Les premiers portraits sont arrivés lorsqu’il était étudiant à la Bradford School of Art. Il est intéressant de savoir que c’est un genre qui lui plait, mais uniquement les portraits de ses proches. Il a refusé d’en peindre d’autres comme par exemple celui de la reine Elisabeth II ( ou de son fils Charles d’ailleurs) qui lui avait été requis par Buckingham Palace. La raison évoquée comme je l’ai signalé ci-dessus : il ne peint que ceux ou celles qu’il connait très bien. De plus il avouera, parlant de » je me disais que c’était une figure vraiment majestueuse et c’était difficile de restituer la majesté qu’elle avait.






Hockney est né à Bradford en 1937 dans une famille de cinq enfants. Comme son père qui avait une grande passion pour l’art, il fera des études aux Beaux-Arts durant trois ans de 1953 à 1956, puis au Royal College of Art de Londres en 59 avant de recevoir un choc pictural venu de Picasso lors d’une exposition à la Tate Gallery en 1960. Ses professeurs louent son travail, il vend un premier tableau à 18 ans et expose déjà 5 ans plus tard.
Puis il décide de quitter Londres dans les années 60, Londres avec ses préjugés et interdictions de l’époque, Londres qu’il juge trop puritaine pour vivre son homosexualité librement, et s’en va pour la Californie où il s’installe en 1964.

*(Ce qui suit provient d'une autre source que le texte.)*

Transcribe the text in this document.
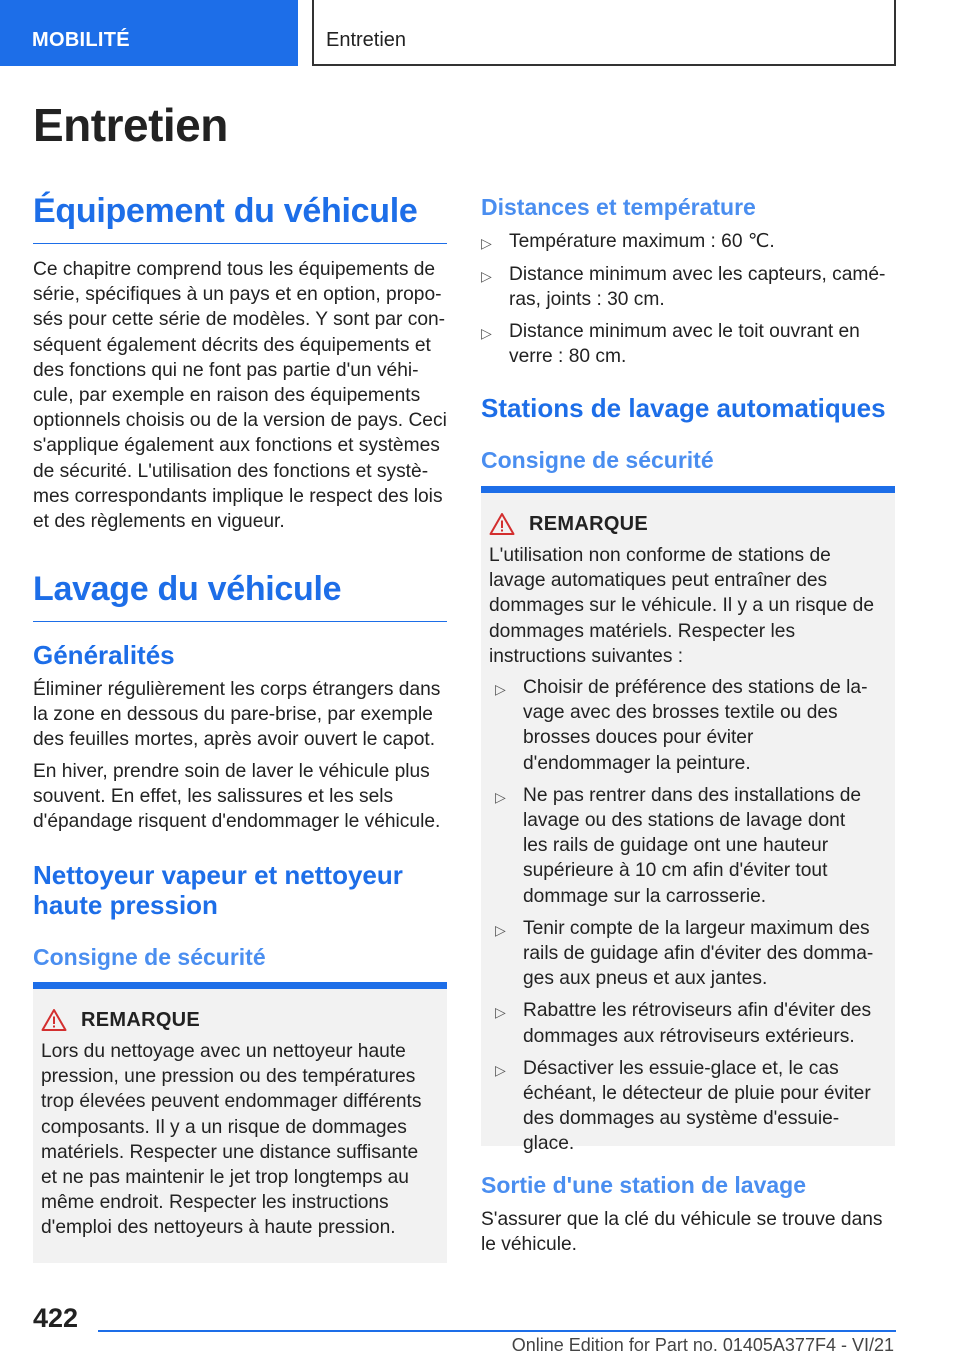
MOBILITÉ	Entretien
Entretien
Équipement du véhicule

Ce chapitre comprend tous les équipements de série, spécifiques à un pays et en option, proposés pour cette série de modèles. Y sont par conséquent également décrits des équipements et des fonctions qui ne font pas partie d'un véhicule, par exemple en raison des équipements optionnels choisis ou de la version de pays. Ceci s'applique également aux fonctions et systèmes de sécurité. L'utilisation des fonctions et systèmes correspondants implique le respect des lois et des règlements en vigueur.

Lavage du véhicule
Généralités

Éliminer régulièrement les corps étrangers dans la zone en dessous du pare-brise, par exemple des feuilles mortes, après avoir ouvert le capot.

En hiver, prendre soin de laver le véhicule plus souvent. En effet, les salissures et les sels d'épandage risquent d'endommager le véhicule.

Nettoyeur vapeur et nettoyeur haute pression
Consigne de sécurité
REMARQUE
Lors du nettoyage avec un nettoyeur haute pression, une pression ou des températures trop élevées peuvent endommager différents composants. Il y a un risque de dommages matériels. Respecter une distance suffisante et ne pas maintenir le jet trop longtemps au même endroit. Respecter les instructions d'emploi des nettoyeurs à haute pression.
Distances et température
▷ Température maximum : 60 ℃.
▷ Distance minimum avec les capteurs, caméras, joints : 30 cm.
▷ Distance minimum avec le toit ouvrant en verre : 80 cm.
Stations de lavage automatiques
Consigne de sécurité
REMARQUE
L'utilisation non conforme de stations de lavage automatiques peut entraîner des dommages sur le véhicule. Il y a un risque de dommages matériels. Respecter les instructions suivantes :
▷ Choisir de préférence des stations de lavage avec des brosses textile ou des brosses douces pour éviter d'endommager la peinture.
▷ Ne pas rentrer dans des installations de lavage ou des stations de lavage dont les rails de guidage ont une hauteur supérieure à 10 cm afin d'éviter tout dommage sur la carrosserie.
▷ Tenir compte de la largeur maximum des rails de guidage afin d'éviter des dommages aux pneus et aux jantes.
▷ Rabattre les rétroviseurs afin d'éviter des dommages aux rétroviseurs extérieurs.
▷ Désactiver les essuie-glace et, le cas échéant, le détecteur de pluie pour éviter des dommages au système d'essuie-glace.
Sortie d'une station de lavage

S'assurer que la clé du véhicule se trouve dans le véhicule.

422
Online Edition for Part no. 01405A377F4 - VI/21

Là étant, il délaisse le pinceau et la peinture à l’huile, et se tourne vers le rouleau et l’acrylique , puis sera, très vite, séduit par toutes les couleurs, la lumière de la Côte Ouest et par les piscines, un sujet qui sera l’un des plus importants pour lui dans les années 60 (la légende raconte qu’il lui aurait été suggéré par Andy Warhol) , l’exploration de la transparence, de la lumière qui réfléchit et pénètre sur l’eau, les éclaboussures des plongeurs, les variations de couleurs par rapport aux mouvements. Les piscines ont symbolisé aussi le luxe, la détente, les loisirs, bref le mode de vie californien Les tableaux réalisés sur ce sujet ont eu beaucoup de succès car ils étaient très audacieux, innovants, pertinents, intemporels, visionnaires .
« alors que nous survolions Los Angeles, je regardais en bas et je voyais partout des piscines bleues et j’ai réalisé qu’une piscine en Angleterre aurait été un luxe, alors qu’ici, à cause du climat, elles ne le sont pas » D.H.
» Dessiner la transparence, c’est quelque chose d’intéressant parce que visuellement c’est travailler sur un sujet qui n’est pas là , ou presque totalement absent. Au contraire d’un étang, la piscine réfléchit la lumière. Ces lignes ondoyantes que je peignais sur les piscines, on les voit vraiment à la surface de l’eau. » D.H.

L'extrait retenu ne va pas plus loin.